Homework: It’s a Flippin’ assignment! Can’t you turn it in?

One of the biggest innovations that the flipped model brings, and what is often the quickest misconception that teachers use to dismiss the philosophy, is the idea that students watch content at home and practice content in class. Now most of us would look at this and say…

“Well, what if kids don’t do the homework (watch the videos?). Not only will they miss out on the content knowledge that night, lose points, and come to class unprepared, but now I have to spend class time… THE VERY TIME I DEEMED SACRED ENOUGH TO DO THIS MODEL… to teach the concept anyway to them anyway.”

These same teachers will use this, and this alone, to close the book on Flipped learning and go about their time none the wiser, and would they be wrong? It depends on the philosophy you as an educator believe for your classroom. I know that in my class last year of 125 students, I had few, but 2-4 assignments that 30 students did not hand in. That is a staggering amount to me!!! Now flip that to be 30 students that missed class content! That’s 30 kids that need taught the content before they can dig into the class work. Lots of time lost and lots of personal disappointment. I have not heard many blogs talk to much into the implications of that to the flipped model.

What this revelation has also brought to my attention is the following questions.

  • What value do I currently place on homework?
  • What am I doing in response to this lack of responsibility to get work done?
  • How do I change my class to hold students accountable for this homework.

Take these questions into the flipped model and, at least for me, It really opened my eyes as to what I deemed important. The problem is how to get the kids to take the responsibility to learning. Is it enough for students know that this is their content they will need for the class? What is the panacea to student responsibility in this regard?

Some simple thoughts in the beginning that I believe would make homework, and in that respect (your direct instruction content) more meaningful at home. THese are pretty simple in mind and make sense in August, but can be more difficult to implement when you are in the trenches with the kids in October. Try to make a habit of these early on so that they become routines down the road.

  1. Create and follow Procedure- Simple thoughts bring back dividends of time later- Give the students practice on what you expect for homework and give them time to do it in class. Students that get time in class to see the material are more likely to make the connection back home after a long day of class… especially if they have you second period and just got back from Soccer Practice.
  2. Make it Meaningful- Set the precedent that all work in class is meaningful… and make it so. Make homework meaningful and contextual to student interest if possible.
  3. Hold them Accountable- Hold students accountable the first day forward. Set up procedures for forgetting homework. I have read of teachers assigning pink slips. Others make a mark on a copy that reminds the teacher later that its late. Then this information is brought up in conferences or through a call home. When students know you mean business and the parents know what is going on in school, usually the students step up. If something doesn’t work, find out what does.
  4. Reward Your Everyday Heroes- You know, the kid that you look at and say to yourself with a sigh, “Oh if every student was as responsible as you…” Also the kids in your class, that on the majority, are giving their best effort. Reward those students that come in day in and day out and get it done. Sometimes this can be as small as recognition by you that they are doing an awesome job! Other times it may mean a public display depending on the type of class. And others may need a note from the teacher complimenting their efforts in class.

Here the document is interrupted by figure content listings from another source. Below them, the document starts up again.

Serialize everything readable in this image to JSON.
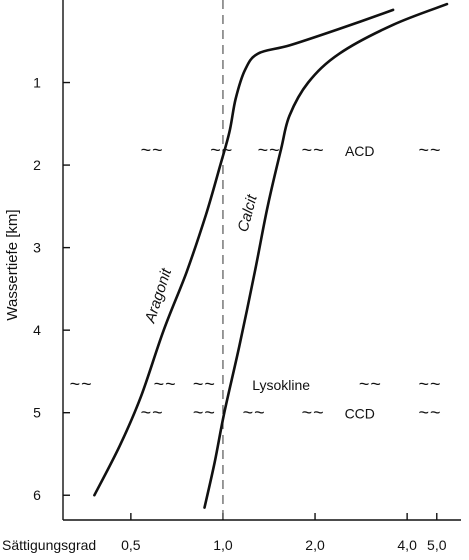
{
  "chart_data": {
    "type": "line",
    "ylabel": "Wassertiefe  [km]",
    "xlabel": "Sättigungsgrad",
    "x_scale": "log",
    "xlim": [
      0.3,
      6.0
    ],
    "ylim": [
      0,
      6.3
    ],
    "y_inverted": true,
    "x_ticks": [
      {
        "value": 0.5,
        "label": "0,5"
      },
      {
        "value": 1.0,
        "label": "1,0"
      },
      {
        "value": 2.0,
        "label": "2,0"
      },
      {
        "value": 4.0,
        "label": "4,0"
      },
      {
        "value": 5.0,
        "label": "5,0"
      }
    ],
    "y_ticks": [
      {
        "value": 1,
        "label": "1"
      },
      {
        "value": 2,
        "label": "2"
      },
      {
        "value": 3,
        "label": "3"
      },
      {
        "value": 4,
        "label": "4"
      },
      {
        "value": 5,
        "label": "5"
      },
      {
        "value": 6,
        "label": "6"
      }
    ],
    "reference_line": {
      "x": 1.0,
      "style": "dashed"
    },
    "series": [
      {
        "name": "Aragonit",
        "points": [
          [
            3.6,
            0.12
          ],
          [
            2.4,
            0.35
          ],
          [
            1.65,
            0.55
          ],
          [
            1.3,
            0.65
          ],
          [
            1.18,
            0.85
          ],
          [
            1.1,
            1.2
          ],
          [
            1.05,
            1.6
          ],
          [
            0.98,
            2.0
          ],
          [
            0.88,
            2.6
          ],
          [
            0.76,
            3.3
          ],
          [
            0.64,
            4.0
          ],
          [
            0.54,
            4.8
          ],
          [
            0.46,
            5.4
          ],
          [
            0.38,
            6.0
          ]
        ]
      },
      {
        "name": "Calcit",
        "points": [
          [
            5.4,
            0.05
          ],
          [
            3.6,
            0.3
          ],
          [
            2.4,
            0.65
          ],
          [
            1.9,
            1.0
          ],
          [
            1.65,
            1.4
          ],
          [
            1.55,
            1.8
          ],
          [
            1.4,
            2.5
          ],
          [
            1.27,
            3.3
          ],
          [
            1.13,
            4.2
          ],
          [
            1.01,
            5.0
          ],
          [
            0.94,
            5.6
          ],
          [
            0.87,
            6.15
          ]
        ]
      }
    ],
    "annotations": [
      {
        "text": "ACD",
        "x": 2.8,
        "y": 1.82
      },
      {
        "text": "Lysokline",
        "x": 1.55,
        "y": 4.65
      },
      {
        "text": "CCD",
        "x": 2.8,
        "y": 5.0
      }
    ],
    "wave_rows": [
      {
        "y": 1.82,
        "x": [
          0.58,
          0.98,
          1.4,
          1.95,
          4.7
        ]
      },
      {
        "y": 4.65,
        "x": [
          0.34,
          0.64,
          0.86,
          3.0,
          4.7
        ]
      },
      {
        "y": 5.0,
        "x": [
          0.58,
          0.86,
          1.25,
          1.95,
          4.7
        ]
      }
    ],
    "wave_glyph": "~ ~"
  }
}
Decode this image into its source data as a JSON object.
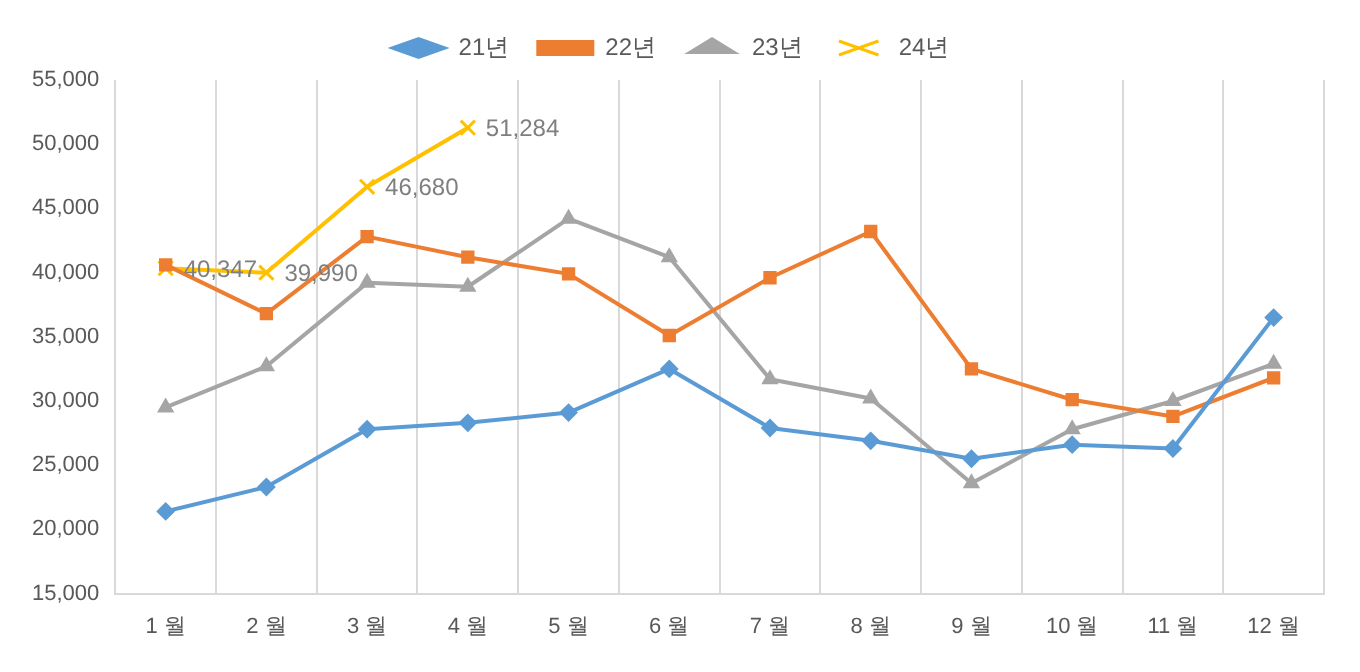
{
  "chart_data": {
    "type": "line",
    "categories": [
      "1 월",
      "2 월",
      "3 월",
      "4 월",
      "5 월",
      "6 월",
      "7 월",
      "8 월",
      "9 월",
      "10 월",
      "11 월",
      "12 월"
    ],
    "series": [
      {
        "name": "21년",
        "color": "#5b9bd5",
        "marker": "diamond",
        "values": [
          21400,
          23300,
          27800,
          28300,
          29100,
          32500,
          27900,
          26900,
          25500,
          26600,
          26300,
          36500
        ]
      },
      {
        "name": "22년",
        "color": "#ed7d31",
        "marker": "square",
        "values": [
          40600,
          36800,
          42800,
          41200,
          39900,
          35100,
          39600,
          43200,
          32500,
          30100,
          28800,
          31800
        ]
      },
      {
        "name": "23년",
        "color": "#a5a5a5",
        "marker": "triangle",
        "values": [
          29500,
          32700,
          39200,
          38900,
          44200,
          41200,
          31700,
          30200,
          23600,
          27800,
          30000,
          32900
        ]
      },
      {
        "name": "24년",
        "color": "#ffc000",
        "marker": "cross",
        "values": [
          40347,
          39990,
          46680,
          51284,
          null,
          null,
          null,
          null,
          null,
          null,
          null,
          null
        ],
        "value_labels": [
          "40,347",
          "39,990",
          "46,680",
          "51,284",
          null,
          null,
          null,
          null,
          null,
          null,
          null,
          null
        ]
      }
    ],
    "ylim": [
      15000,
      55000
    ],
    "yticks": [
      {
        "value": 15000,
        "label": "15,000"
      },
      {
        "value": 20000,
        "label": "20,000"
      },
      {
        "value": 25000,
        "label": "25,000"
      },
      {
        "value": 30000,
        "label": "30,000"
      },
      {
        "value": 35000,
        "label": "35,000"
      },
      {
        "value": 40000,
        "label": "40,000"
      },
      {
        "value": 45000,
        "label": "45,000"
      },
      {
        "value": 50000,
        "label": "50,000"
      },
      {
        "value": 55000,
        "label": "55,000"
      }
    ],
    "grid": "x",
    "legend": "top"
  }
}
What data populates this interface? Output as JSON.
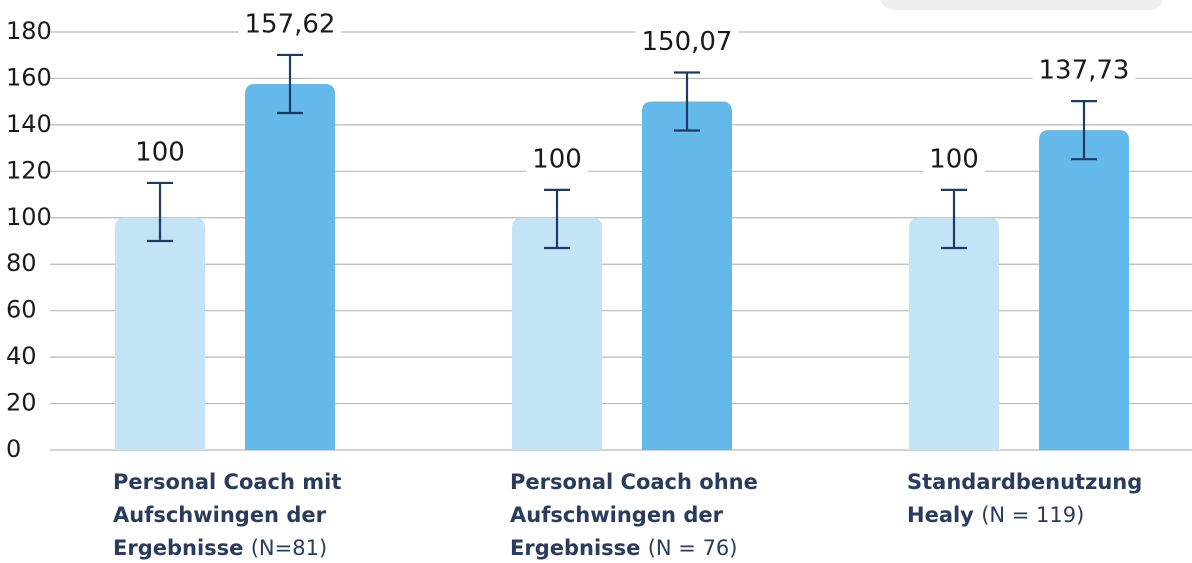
{
  "chart_data": {
    "type": "bar",
    "categories": [
      "Personal Coach mit Aufschwingen der Ergebnisse (N=81)",
      "Personal Coach ohne Aufschwingen der Ergebnisse (N = 76)",
      "Standardbenutzung Healy (N = 119)"
    ],
    "series": [
      {
        "color": "#c3e4f6",
        "values": [
          100,
          100,
          100
        ],
        "value_labels": [
          "100",
          "100",
          "100"
        ],
        "error_minus": [
          10,
          13,
          13
        ],
        "error_plus": [
          15,
          12,
          12
        ]
      },
      {
        "color": "#63b9e9",
        "values": [
          157.62,
          150.07,
          137.73
        ],
        "value_labels": [
          "157,62",
          "150,07",
          "137,73"
        ],
        "error_minus": [
          12.5,
          12.5,
          12.5
        ],
        "error_plus": [
          12.5,
          12.5,
          12.5
        ]
      }
    ],
    "error_color": "#1f3a63",
    "ylim": [
      0,
      180
    ],
    "yticks": [
      0,
      20,
      40,
      60,
      80,
      100,
      120,
      140,
      160,
      180
    ],
    "grid": true
  }
}
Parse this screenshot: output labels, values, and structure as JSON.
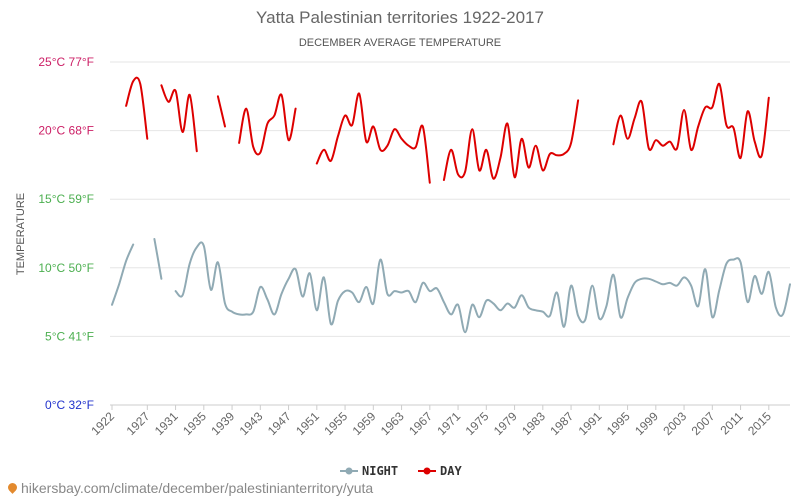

Bringing this back to the flipped model– Your content is very important for you to teach, whether it is in your classroom, or at home. If students are avoiding the videos, it can be many factors. The best way to find out and deal with it is to ask them. There may be some factors (internet, home issues, etc…) that they are dealing with that you may be able to handle through changing the way content is delivered. Additionally, if students are avoiding work, hold them accountable right then and there.Keep record for conferences and for your own protection when parents call on grades. After 2-3 missed assignments, communicate with parents to see what issues are going on at home and how you can work together to help the student succeed. There there are ways to push kids to doing the videos for you, most of the attitude on “homework” through the year starts with you.

Being a first time flipper, I am looking at this from the outside in. Any veterans of the model that can add suggestions and critiques to my approach are greatly appreciated.